Week by week, the furrows on the brow of Warren Gatland seem to deepen. You wonder if the Wales head coach might already be considering whether it was worth coming back at all. Called back to his kingdom with the promise of a handsome salary and the chance for a great restoration, just three months into his second tenure and Gatland wears the grim visage of a monarch returning home to find the castle in total ruin.
Yes, it’s been another of those weeks for the Welsh Rugby Union (WRU), an organisation for which unedifying crises are becoming a stock-in-trade, after a fortnight of contract negotiations that threatened civil war. The Six Nations has been visited by plenty of ghouls during its long lineage, but this was an unprecedented threat of strike action that, until an eleventh-hour agreement on Wednesday evening, seemed to be creeping ever closer.
“With the events of the last six to eight weeks everybody in Welsh rugby needs to pull together now to find the best way forward,” Wales captain Ken Owens said on Wednesday, as acting WRU chief executive Nigel Walker nodded along next to him.
“We need to do it collaboratively to put Welsh rugby back at the top of world rugby, and not the laughing stock which I think we are at the moment.”
The Welsh players may have ultimately reached an accord to allow this marquee encounter to go ahead, but still the foreboding winds of change blow. The battle lines between players and governing bodies only seem likely to be drawn more frequently hence.
Still, it is game on – which may be yet more reason for those ready to pack the Principality to fret. For all the off-field woe, things have hardly been rosy on the pitch for Wales since Gatland’s return. The drubbings against Ireland and Scotland only served to underline the talent gap they may battle to close; nine more changes to the starting side speaking to real uncertainty about who is best placed to close it.
Gatland has flittered again, this time favouring the old guard up front and newer faces behind. The inexperienced midfield of Owen Williams, Joe Hawkins and debutant Mason Grady contains only seven caps but is tasked with ensuring there is no repeat of the wastefulness shown in the first two rounds.
Who knows where the hosts will be psychologically, but an English visit to Cardiff usually galvanises even the most woebegone Welsh. There will certainly be no need for Gatland to manufacture any kind of siege mentality within a squad that has no shortage of pent-up frustration.
“You kind of love it when things aren’t going go well off the field and there is a lot of noise going on,” England hooker Jamie George explained, citing his own experiences at Saracens after the club was punished for breaching the salary cap.
“What it can do is really rally you and make you a stronger unit – it is us against the world, let’s go out and do it and prove some people wrong. I am sure those are the sort of messages people like Alun Wyn [Jones] are giving out this week. We are expecting the best possible Wales team, a very passionate team and one that is driven to win.”
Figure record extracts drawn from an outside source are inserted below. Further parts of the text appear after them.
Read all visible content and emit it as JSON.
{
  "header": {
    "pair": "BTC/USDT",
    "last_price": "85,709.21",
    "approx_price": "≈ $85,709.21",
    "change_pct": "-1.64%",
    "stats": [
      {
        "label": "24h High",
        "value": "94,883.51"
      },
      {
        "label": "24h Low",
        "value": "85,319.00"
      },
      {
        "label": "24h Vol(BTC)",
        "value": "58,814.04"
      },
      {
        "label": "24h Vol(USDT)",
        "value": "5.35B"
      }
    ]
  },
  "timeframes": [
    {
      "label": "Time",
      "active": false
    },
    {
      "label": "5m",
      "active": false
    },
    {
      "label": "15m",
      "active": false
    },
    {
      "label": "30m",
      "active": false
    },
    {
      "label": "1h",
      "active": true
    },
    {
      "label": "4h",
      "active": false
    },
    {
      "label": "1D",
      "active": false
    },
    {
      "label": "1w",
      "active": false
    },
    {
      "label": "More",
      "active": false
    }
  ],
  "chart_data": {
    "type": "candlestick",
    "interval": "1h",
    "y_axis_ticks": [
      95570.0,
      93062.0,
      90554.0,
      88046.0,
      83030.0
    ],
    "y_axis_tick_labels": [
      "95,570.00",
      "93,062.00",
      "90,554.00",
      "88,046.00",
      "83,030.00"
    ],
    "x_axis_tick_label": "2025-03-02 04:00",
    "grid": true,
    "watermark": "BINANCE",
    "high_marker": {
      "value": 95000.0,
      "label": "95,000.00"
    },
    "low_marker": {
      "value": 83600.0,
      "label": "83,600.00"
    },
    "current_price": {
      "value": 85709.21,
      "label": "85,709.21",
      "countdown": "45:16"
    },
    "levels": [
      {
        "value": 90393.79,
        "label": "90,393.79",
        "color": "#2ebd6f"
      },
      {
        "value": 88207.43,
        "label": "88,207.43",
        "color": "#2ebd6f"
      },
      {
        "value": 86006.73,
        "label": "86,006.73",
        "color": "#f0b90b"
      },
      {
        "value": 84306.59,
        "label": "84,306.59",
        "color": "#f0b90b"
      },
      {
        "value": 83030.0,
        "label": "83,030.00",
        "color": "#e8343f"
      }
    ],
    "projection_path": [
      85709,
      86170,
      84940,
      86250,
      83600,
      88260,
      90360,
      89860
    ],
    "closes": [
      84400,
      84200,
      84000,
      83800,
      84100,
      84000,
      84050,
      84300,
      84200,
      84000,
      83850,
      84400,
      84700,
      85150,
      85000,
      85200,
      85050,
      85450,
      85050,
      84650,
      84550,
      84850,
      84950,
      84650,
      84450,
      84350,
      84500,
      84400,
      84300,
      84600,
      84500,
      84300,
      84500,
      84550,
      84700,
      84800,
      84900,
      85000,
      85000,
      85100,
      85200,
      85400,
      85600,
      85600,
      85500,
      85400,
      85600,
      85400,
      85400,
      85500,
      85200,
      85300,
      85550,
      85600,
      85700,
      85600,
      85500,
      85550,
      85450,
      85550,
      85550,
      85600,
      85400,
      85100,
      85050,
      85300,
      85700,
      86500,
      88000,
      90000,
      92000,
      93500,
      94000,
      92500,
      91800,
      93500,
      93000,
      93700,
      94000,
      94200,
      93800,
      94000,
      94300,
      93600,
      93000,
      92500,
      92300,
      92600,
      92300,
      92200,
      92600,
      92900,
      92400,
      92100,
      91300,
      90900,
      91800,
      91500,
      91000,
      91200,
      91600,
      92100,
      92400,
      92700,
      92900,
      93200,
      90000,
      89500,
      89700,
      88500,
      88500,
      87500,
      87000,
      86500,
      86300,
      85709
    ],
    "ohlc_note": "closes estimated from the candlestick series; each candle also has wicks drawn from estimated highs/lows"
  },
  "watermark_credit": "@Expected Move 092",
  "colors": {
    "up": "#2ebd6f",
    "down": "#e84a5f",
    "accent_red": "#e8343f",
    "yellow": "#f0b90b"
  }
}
England have insisted they have remained focussed on the job at hand, not letting uncertainty’s creep infringe upon Steve Borthwick’s insistence on building steadily by doing the basics well.
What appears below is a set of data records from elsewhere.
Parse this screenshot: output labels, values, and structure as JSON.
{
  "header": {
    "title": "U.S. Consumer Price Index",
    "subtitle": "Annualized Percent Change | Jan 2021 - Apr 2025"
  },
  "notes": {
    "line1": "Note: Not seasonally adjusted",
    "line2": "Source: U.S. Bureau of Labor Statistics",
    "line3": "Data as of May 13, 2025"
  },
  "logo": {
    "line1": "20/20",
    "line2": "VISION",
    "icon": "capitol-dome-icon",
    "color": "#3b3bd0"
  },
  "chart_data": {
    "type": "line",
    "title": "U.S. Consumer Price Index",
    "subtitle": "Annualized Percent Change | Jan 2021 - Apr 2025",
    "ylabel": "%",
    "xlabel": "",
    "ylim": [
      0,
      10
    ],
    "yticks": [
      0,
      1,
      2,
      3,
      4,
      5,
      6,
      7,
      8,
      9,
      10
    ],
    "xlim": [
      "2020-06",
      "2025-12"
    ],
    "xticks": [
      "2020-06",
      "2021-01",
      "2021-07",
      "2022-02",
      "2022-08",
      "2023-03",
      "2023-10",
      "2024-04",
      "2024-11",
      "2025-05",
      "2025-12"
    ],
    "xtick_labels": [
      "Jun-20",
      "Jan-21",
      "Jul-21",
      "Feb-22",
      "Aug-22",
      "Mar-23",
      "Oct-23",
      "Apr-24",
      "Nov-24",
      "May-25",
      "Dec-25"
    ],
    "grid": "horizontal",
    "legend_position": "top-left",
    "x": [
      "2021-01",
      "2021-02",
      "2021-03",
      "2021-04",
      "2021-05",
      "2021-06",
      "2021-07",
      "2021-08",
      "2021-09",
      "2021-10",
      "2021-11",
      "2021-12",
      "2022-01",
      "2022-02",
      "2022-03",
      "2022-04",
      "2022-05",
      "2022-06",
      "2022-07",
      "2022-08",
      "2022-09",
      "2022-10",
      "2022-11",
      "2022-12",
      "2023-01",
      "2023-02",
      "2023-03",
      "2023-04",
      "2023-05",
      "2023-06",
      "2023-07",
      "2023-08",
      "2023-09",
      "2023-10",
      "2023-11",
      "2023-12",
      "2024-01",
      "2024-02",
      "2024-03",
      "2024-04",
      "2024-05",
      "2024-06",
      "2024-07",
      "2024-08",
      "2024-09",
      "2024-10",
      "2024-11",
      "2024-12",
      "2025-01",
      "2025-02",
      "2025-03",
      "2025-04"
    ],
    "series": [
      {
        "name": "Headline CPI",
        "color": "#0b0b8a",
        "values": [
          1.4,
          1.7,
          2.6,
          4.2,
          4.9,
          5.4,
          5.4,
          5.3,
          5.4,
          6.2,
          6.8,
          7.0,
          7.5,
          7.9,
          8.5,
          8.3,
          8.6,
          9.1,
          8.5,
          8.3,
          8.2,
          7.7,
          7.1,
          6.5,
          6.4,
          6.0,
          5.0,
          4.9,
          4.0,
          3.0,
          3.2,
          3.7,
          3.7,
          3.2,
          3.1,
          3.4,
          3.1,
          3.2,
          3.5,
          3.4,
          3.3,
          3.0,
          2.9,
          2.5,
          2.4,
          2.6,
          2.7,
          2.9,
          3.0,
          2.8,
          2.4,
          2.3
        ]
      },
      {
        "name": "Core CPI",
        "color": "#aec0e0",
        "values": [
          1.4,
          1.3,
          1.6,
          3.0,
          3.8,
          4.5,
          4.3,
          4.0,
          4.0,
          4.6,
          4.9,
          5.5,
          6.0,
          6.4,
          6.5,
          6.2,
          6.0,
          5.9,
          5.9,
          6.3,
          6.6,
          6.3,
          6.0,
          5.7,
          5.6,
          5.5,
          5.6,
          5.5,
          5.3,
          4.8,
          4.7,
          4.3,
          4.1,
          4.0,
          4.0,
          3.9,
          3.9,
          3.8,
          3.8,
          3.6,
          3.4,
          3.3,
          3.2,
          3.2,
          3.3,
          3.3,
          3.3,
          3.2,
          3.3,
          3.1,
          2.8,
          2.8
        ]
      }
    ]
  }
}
Among this week’s focus points, according to Borthwick, are generating quicker ball and avoiding the final quarter drop-offs that again recurred against Scotland and Italy. Anthony Watson returns to an England starting shirt for the first time in almost two years on the wing, while Courtney Lawes is a figure of significant importance on the bench.
The visitors would rarely travel west with any degree of expectation, but survey the state of Wales and England will fancy their chances. Yet if ever there was a fixture to rouse the Welsh rabble, this would be it – and, as Dylan Thomas urged, Wales will not go gentle into the good night.
Italy vs Ireland
A new role for Johnny Sexton in Round Three, with the injured fly-half playing Ireland’s chaperone on a weekend away in Rome. Sexton will travel with the Ireland team as Ross Byrne and James Ryan are offered opportunities to step up as fly half and captain respectively.
Byrne’s half-back combination of contrasts with Craig Casey worked efficiently in closing out victory against France, with Andy Farrell now hoping to see the pair keep Italy at arm’s length as England largely managed to in the first half two weeks ago. Having matched their first two opponents for long periods, Italy will be keen on a faster start after letting both France and England take early scoreboard ascendancy.
France vs Scotland
An element of the unknown for both France and Scotland, with the hosts bidding to bounce back from a first defeat in a long while and the visitors rather unaccustomed to their place as championship challengers after two rounds.
France went about their business in a very professional way when these two sides met at Murrayfield last year. Absorbing everything that Scotland had to throw at them, there was no panic in a win that felt quietly important as a young side grew. Now, a different test, as they look to respond to that loss to Ireland. Might it have reopened old wounds? Scotland will certainly stress the stitches with their wide attack.